Now look at the harmonic progression by which Bach’s cascade covers this same, tiny tonal distance:

Mark Twain once watched an ant traverse proximate points in the dirt via a round trip to the top of a dandelion (a transit he compared to “traveling from London to Paris by way of Strasbourg steeple”). This ant has nothing on the indirection in Bach’s cascade. The initial modulation from A major to the remote key of G-sharp major hits the Kyrie’s prevailingly calm tonality like an impossibly powerful gust; from a position just off the piece’s home port of F-sharp minor, we find ourselves instantaneously blown far out to sea. But as in the previous two cascades, a chain of dominant-to-tonic progressions ensues, serving now as a series of tonal tacks that bear us indirectly but steadily home:

The passage we’ve been considering is, of course, my abovementioned nominee for Bach’s greatest moment.
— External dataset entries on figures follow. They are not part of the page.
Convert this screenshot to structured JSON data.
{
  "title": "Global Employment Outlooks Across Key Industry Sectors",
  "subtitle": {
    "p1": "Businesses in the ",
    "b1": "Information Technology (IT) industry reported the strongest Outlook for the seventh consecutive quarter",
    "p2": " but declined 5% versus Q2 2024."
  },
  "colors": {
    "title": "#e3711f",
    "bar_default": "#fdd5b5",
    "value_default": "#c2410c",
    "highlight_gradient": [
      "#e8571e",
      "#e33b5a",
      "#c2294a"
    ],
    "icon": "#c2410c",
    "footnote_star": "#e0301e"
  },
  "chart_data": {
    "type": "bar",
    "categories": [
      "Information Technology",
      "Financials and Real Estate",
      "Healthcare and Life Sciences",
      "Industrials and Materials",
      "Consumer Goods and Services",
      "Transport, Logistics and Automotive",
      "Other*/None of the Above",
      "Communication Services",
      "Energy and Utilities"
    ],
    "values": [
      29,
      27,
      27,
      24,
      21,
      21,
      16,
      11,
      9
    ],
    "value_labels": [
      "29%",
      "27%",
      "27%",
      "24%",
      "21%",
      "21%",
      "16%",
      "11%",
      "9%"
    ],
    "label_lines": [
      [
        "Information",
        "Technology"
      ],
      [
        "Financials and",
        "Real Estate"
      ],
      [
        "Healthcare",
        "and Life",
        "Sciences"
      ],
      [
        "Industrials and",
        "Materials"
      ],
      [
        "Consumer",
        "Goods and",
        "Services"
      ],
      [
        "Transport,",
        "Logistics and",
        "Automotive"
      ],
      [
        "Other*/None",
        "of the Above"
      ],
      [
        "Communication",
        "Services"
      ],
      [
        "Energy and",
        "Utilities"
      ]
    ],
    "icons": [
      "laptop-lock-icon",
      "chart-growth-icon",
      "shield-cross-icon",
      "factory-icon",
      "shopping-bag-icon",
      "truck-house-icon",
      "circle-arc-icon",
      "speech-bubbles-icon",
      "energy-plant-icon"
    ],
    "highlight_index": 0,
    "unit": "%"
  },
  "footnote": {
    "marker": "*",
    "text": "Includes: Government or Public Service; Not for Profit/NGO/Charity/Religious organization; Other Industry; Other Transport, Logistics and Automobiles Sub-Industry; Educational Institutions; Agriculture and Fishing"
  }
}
What makes it stand out for me is the sheer number of interrelated ways in which it so brilliantly works. There’s the cascade’s assumption of its optimal “waterfalls” form, the unparalleled height from which the cascade descends, the enormous (and syncopated) leap by which this height is attained, the inspired fusion of cascade motive and diminished third, the use of this fusion to power the stunning modulation from A major to G-sharp major, the structural stunningness of this modulation (given the proximity of A major to the Kyrie’s home key of F-sharp minor), and the use of the cadence-chain borrowed from the previous two cascades to tack tonally home in this one (a “navigational” adaptation as creatively inspired, in its way, as the fusion of diminished third and cascade motive). To consider so happy a confluence of so many elements is to wonder how it could ever have been brought about. Not that, as a statistical matter, the world won’t occasionally toss up instances of order so multifarious as to seem miraculous. But the tone-teeming world called Bach produced such seeming miracles on a considerably more regular basis.